The Nightingale, Kristin Hannah
by Kate Hareng
Isabelle is told that women do not go to war, Vianne suddenly finds herself the provider, no longer having a husband to rely on. Isabelle is impulsive, rebellious and passionate about freeing France from the occupiers while Vianne is accepting and conformist, convinced that surrender to the Germans is the way to survive. In their different ways, they are both strong women in the face of adversity.
Vianne tells her son…. “men tell stories…women get on with it.”
The story was apparently inspired by the story of Belgian woman, Andrée de Jongh, who helped downed Allied pilots to escape the Nazis http://anglophone-direct.com/the-comet-line-andree-de-jongh/
and by Gillian Golborne
Despite their differences, sisters Vianne and Isabelle have always been close. Younger, bolder Isabelle lives in Paris while Vianne is content with life in the French countryside with her husband Antoine and their daughter. But when the Second World War strikes, Antoine is sent off to fight and Vianne finds herself isolated so Isabelle is sent by their father to help her.

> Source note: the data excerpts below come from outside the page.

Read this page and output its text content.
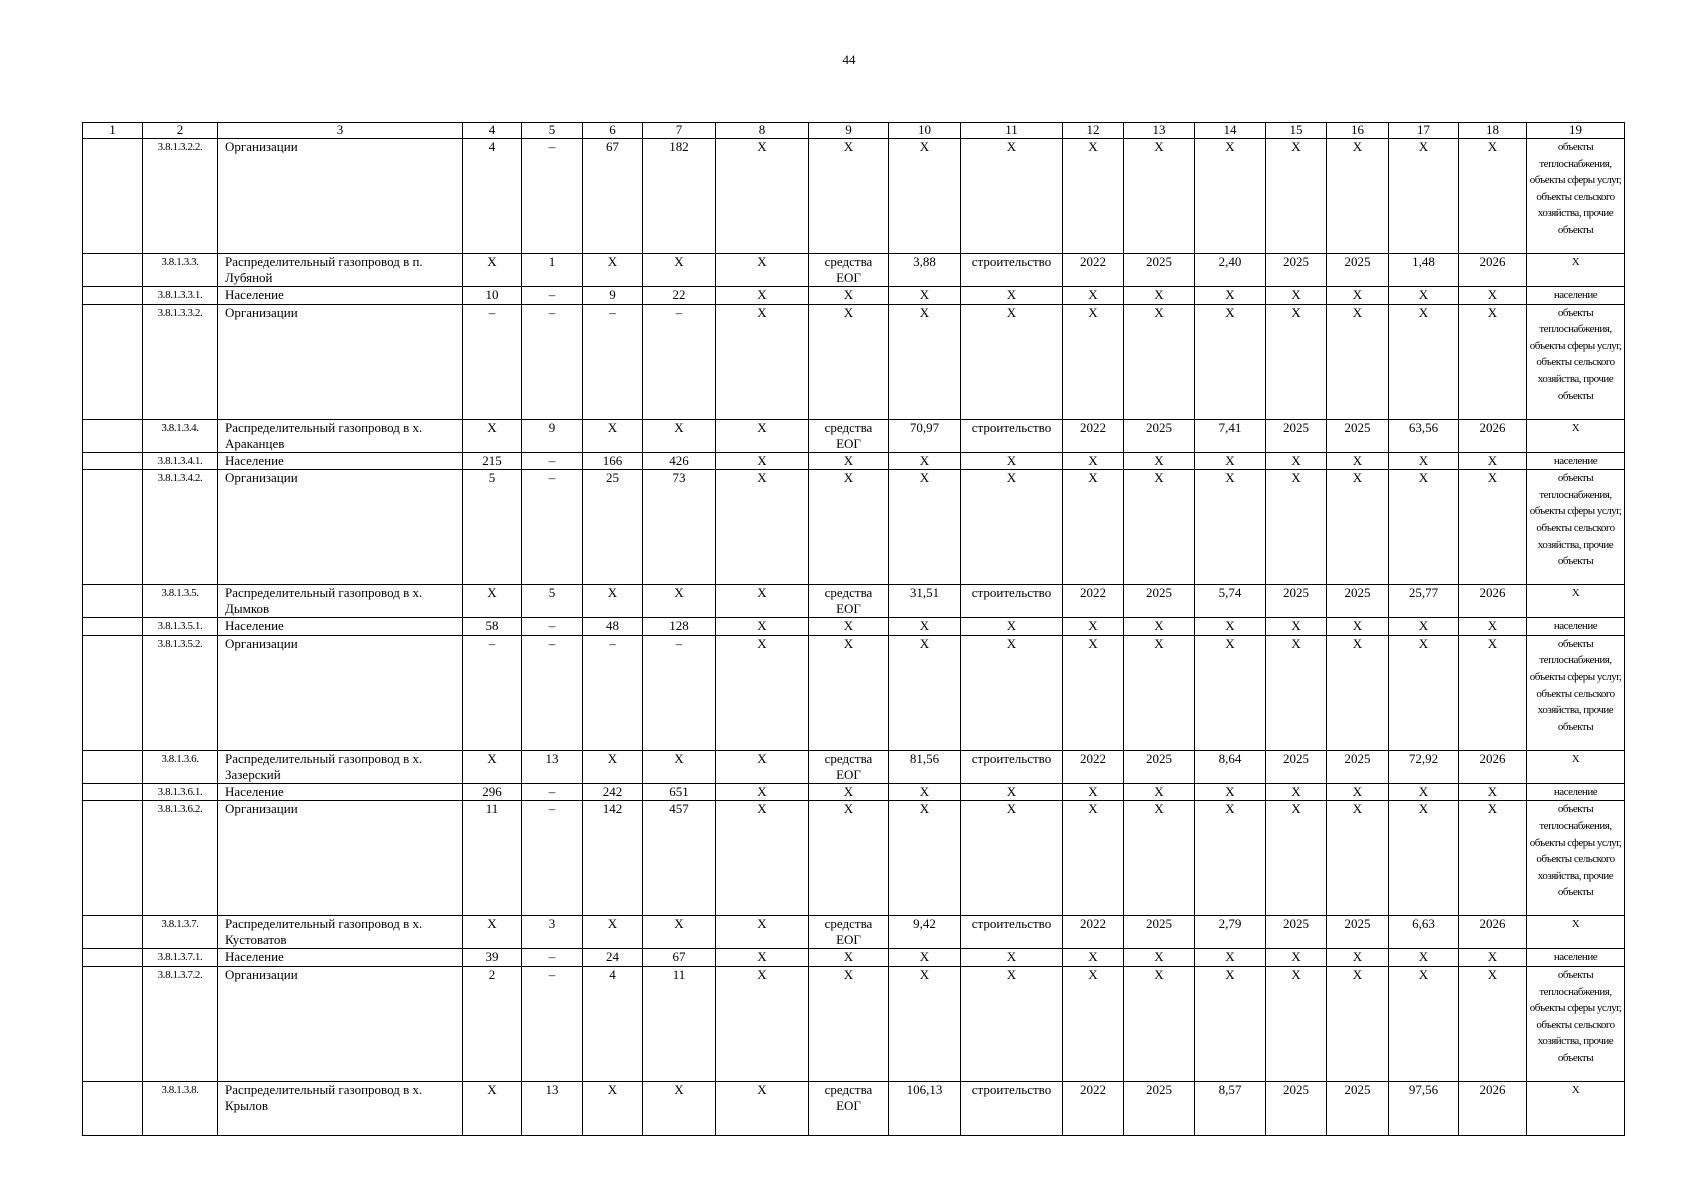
44
1	2	3	4	5	6	7	8	9	10	11	12	13	14	15	16	17	18	19
	3.8.1.3.2.2.	Организации	4	–	67	182	X	X	X	X	X	X	X	X	X	X	X	объекты теплоснабжения, объекты сферы услуг, объекты сельского хозяйства, прочие объекты
	3.8.1.3.3.	Распределительный газопровод в п. Лубяной	X	1	X	X	X	средства ЕОГ	3,88	строительство	2022	2025	2,40	2025	2025	1,48	2026	X
	3.8.1.3.3.1.	Население	10	–	9	22	X	X	X	X	X	X	X	X	X	X	X	население
	3.8.1.3.3.2.	Организации	–	–	–	–	X	X	X	X	X	X	X	X	X	X	X	объекты теплоснабжения, объекты сферы услуг, объекты сельского хозяйства, прочие объекты
	3.8.1.3.4.	Распределительный газопровод в х. Араканцев	X	9	X	X	X	средства ЕОГ	70,97	строительство	2022	2025	7,41	2025	2025	63,56	2026	X
	3.8.1.3.4.1.	Население	215	–	166	426	X	X	X	X	X	X	X	X	X	X	X	население
	3.8.1.3.4.2.	Организации	5	–	25	73	X	X	X	X	X	X	X	X	X	X	X	объекты теплоснабжения, объекты сферы услуг, объекты сельского хозяйства, прочие объекты
	3.8.1.3.5.	Распределительный газопровод в х. Дымков	X	5	X	X	X	средства ЕОГ	31,51	строительство	2022	2025	5,74	2025	2025	25,77	2026	X
	3.8.1.3.5.1.	Население	58	–	48	128	X	X	X	X	X	X	X	X	X	X	X	население
	3.8.1.3.5.2.	Организации	–	–	–	–	X	X	X	X	X	X	X	X	X	X	X	объекты теплоснабжения, объекты сферы услуг, объекты сельского хозяйства, прочие объекты
	3.8.1.3.6.	Распределительный газопровод в х. Зазерский	X	13	X	X	X	средства ЕОГ	81,56	строительство	2022	2025	8,64	2025	2025	72,92	2026	X
	3.8.1.3.6.1.	Население	296	–	242	651	X	X	X	X	X	X	X	X	X	X	X	население
	3.8.1.3.6.2.	Организации	11	–	142	457	X	X	X	X	X	X	X	X	X	X	X	объекты теплоснабжения, объекты сферы услуг, объекты сельского хозяйства, прочие объекты
	3.8.1.3.7.	Распределительный газопровод в х. Кустоватов	X	3	X	X	X	средства ЕОГ	9,42	строительство	2022	2025	2,79	2025	2025	6,63	2026	X
	3.8.1.3.7.1.	Население	39	–	24	67	X	X	X	X	X	X	X	X	X	X	X	население
	3.8.1.3.7.2.	Организации	2	–	4	11	X	X	X	X	X	X	X	X	X	X	X	объекты теплоснабжения, объекты сферы услуг, объекты сельского хозяйства, прочие объекты
	3.8.1.3.8.	Распределительный газопровод в х. Крылов	X	13	X	X	X	средства ЕОГ	106,13	строительство	2022	2025	8,57	2025	2025	97,56	2026	X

As the war progresses, the sisters’ relationship and strength are tested. With life changing in unbelievably horrific ways, Vianne and Isabelle will find themselves facing frightening situations and responding in ways they never thought possible as bravery and resistance take different forms in each of their actions.
I was drawn to this book after reading All the Light We Cannot See, but actually preferred this book. I enjoyed reading how, these two sisters, who were very different in temperament, dealt with each situation in their own way. But they were always loyal to each other, right to the end. I couldn’t put the book down.